1. A method of locating equipment connected via a high-speed line to a distribution device (10) of fixed and predetermined position, characterized in that it comprises:

a signal attenuation measure (22) between the equipment (11) and the distribution device (10), and

an estimate (25) of the position of the equipment with respect to the splitter device deduced from said attenuation measure.

2. Method according to claim 1, characterized in that said attenuation measurement comprises a flow measurement on the line between the distribution device and the equipment.

3. Method according to one of claims 1 and 2, characterized in that the line is ADSL type and the splitter device is a multiplexer DSLAM type.

4. Method according to one of the preceding claims, wherein at least one IP address is assigned to the equipment, the equipment, in communication, using said IP address,

characterized in that it comprises said attenuation measurement, performed for said IP address (20) in use, for locating the equipment.

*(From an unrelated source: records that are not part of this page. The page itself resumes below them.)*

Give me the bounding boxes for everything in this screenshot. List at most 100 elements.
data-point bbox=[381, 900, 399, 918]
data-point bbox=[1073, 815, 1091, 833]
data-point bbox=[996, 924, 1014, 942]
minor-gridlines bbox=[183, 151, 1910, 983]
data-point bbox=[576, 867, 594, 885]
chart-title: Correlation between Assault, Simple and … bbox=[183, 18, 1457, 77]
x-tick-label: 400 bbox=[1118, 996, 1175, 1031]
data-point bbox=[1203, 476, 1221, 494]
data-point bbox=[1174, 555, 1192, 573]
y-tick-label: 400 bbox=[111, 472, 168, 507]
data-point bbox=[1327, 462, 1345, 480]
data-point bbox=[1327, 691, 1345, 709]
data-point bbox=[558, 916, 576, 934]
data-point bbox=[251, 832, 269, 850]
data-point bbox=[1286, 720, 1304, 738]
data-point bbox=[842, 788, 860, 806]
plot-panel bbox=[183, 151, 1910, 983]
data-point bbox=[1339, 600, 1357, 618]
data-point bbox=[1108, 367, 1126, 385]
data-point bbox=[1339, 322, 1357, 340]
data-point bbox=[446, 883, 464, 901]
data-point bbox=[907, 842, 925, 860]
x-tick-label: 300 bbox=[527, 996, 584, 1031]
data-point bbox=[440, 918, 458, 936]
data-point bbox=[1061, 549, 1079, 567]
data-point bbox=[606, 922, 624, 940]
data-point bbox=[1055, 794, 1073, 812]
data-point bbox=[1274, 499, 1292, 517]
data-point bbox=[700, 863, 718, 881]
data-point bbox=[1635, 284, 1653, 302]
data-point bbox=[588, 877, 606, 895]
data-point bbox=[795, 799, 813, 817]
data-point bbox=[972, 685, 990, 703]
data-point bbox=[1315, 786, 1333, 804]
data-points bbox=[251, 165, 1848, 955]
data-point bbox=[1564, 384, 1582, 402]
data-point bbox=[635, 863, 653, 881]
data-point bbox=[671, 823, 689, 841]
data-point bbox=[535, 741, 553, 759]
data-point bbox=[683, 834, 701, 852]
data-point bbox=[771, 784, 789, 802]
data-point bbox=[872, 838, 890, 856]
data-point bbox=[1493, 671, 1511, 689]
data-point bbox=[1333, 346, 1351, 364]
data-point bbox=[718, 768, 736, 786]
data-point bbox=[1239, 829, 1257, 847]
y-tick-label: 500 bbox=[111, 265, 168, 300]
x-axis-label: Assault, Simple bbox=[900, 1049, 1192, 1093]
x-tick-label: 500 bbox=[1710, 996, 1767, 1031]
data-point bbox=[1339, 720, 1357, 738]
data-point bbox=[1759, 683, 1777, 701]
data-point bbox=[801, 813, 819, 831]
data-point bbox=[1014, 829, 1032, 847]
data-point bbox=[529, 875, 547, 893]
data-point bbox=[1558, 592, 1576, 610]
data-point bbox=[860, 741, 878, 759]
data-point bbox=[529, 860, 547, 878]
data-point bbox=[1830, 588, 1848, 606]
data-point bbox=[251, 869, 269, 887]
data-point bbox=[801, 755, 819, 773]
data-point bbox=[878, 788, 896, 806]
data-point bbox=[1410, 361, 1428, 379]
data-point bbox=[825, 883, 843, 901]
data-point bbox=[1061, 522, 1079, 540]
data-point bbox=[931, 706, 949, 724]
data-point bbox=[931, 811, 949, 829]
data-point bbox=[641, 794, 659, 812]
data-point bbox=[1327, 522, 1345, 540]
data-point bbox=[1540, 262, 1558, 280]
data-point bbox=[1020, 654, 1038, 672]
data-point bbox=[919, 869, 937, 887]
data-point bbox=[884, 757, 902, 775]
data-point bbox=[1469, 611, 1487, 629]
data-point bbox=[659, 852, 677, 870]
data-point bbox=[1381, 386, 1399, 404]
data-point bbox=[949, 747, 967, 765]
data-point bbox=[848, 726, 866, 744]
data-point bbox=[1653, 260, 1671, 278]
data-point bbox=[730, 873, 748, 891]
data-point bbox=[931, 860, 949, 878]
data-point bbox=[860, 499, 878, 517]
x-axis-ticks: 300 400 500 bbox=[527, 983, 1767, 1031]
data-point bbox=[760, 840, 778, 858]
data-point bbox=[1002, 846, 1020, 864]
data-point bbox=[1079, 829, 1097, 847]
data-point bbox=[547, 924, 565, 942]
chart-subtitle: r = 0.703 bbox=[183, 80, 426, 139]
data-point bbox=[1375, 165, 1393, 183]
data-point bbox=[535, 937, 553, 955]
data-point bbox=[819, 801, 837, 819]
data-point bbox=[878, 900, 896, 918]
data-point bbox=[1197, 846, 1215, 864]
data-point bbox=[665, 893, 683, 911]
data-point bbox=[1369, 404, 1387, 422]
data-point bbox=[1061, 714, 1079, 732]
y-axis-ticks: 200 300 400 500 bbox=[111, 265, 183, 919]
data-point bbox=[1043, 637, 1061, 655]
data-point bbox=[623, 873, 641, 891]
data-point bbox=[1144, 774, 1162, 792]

The method according to claim 4, wherein a set of predetermined IP addresses is assigned to the equipment, the equipment, in use, using at least one of said predetermined IP addresses,

characterized in that it comprises:

a dynamic determination of the IP address in use by the equipment (@ IP1, @ IP2, @ IP3), and

said mitigation measure, for said IP address in use, for locating the equipment.

6. Method according to one of the preceding claims, characterized in that it comprises prior establishment of a signal attenuation mapping around at least one distribution device, and

a current location of the equipment in a sector (24) around the distributor by said attenuation measure.

7. Method according to claim 6, characterized in that said mapping is established by test measurements around the distribution device.

8. Method according to claim 6, characterized in that said mapping is established by topology configuration of the network around the splitter device.

9. Method according to one of the preceding claims, wherein the equipment comprises a gateway (12) to a short-range local network, characterized in that the method further comprises:

- A location of a terminal (TER) connected by the short-range network to the equipment, said location of the terminal being assimilated to the location of the gateway (12).

The method of claim 9, wherein a plurality of terminals are connected to the equipment by the short-range network, and a set of predetermined IP addresses is assigned to the equipment (12), the equipment assigning to each terminal one of said predetermined IP addresses,

characterized in that the method comprises:

dynamically determining each IP address (20) of the game in use by a terminal, and

said attenuation measure, for each IP address in use, for locating each terminal connected to the equipment by the short-range network.

11. Element of an extended telecommunication network, intended to be connected to a distribution device (10), characterized in that it comprises at least means (MES) signal attenuation measurement between a connected telecommunication equipment via a high-speed line to said splitter device, for implementing the method according to one of the preceding claims.

12. Computer program comprising instructions for implementing the method according to one of claims 1 to 10, when the program is executed by a processor.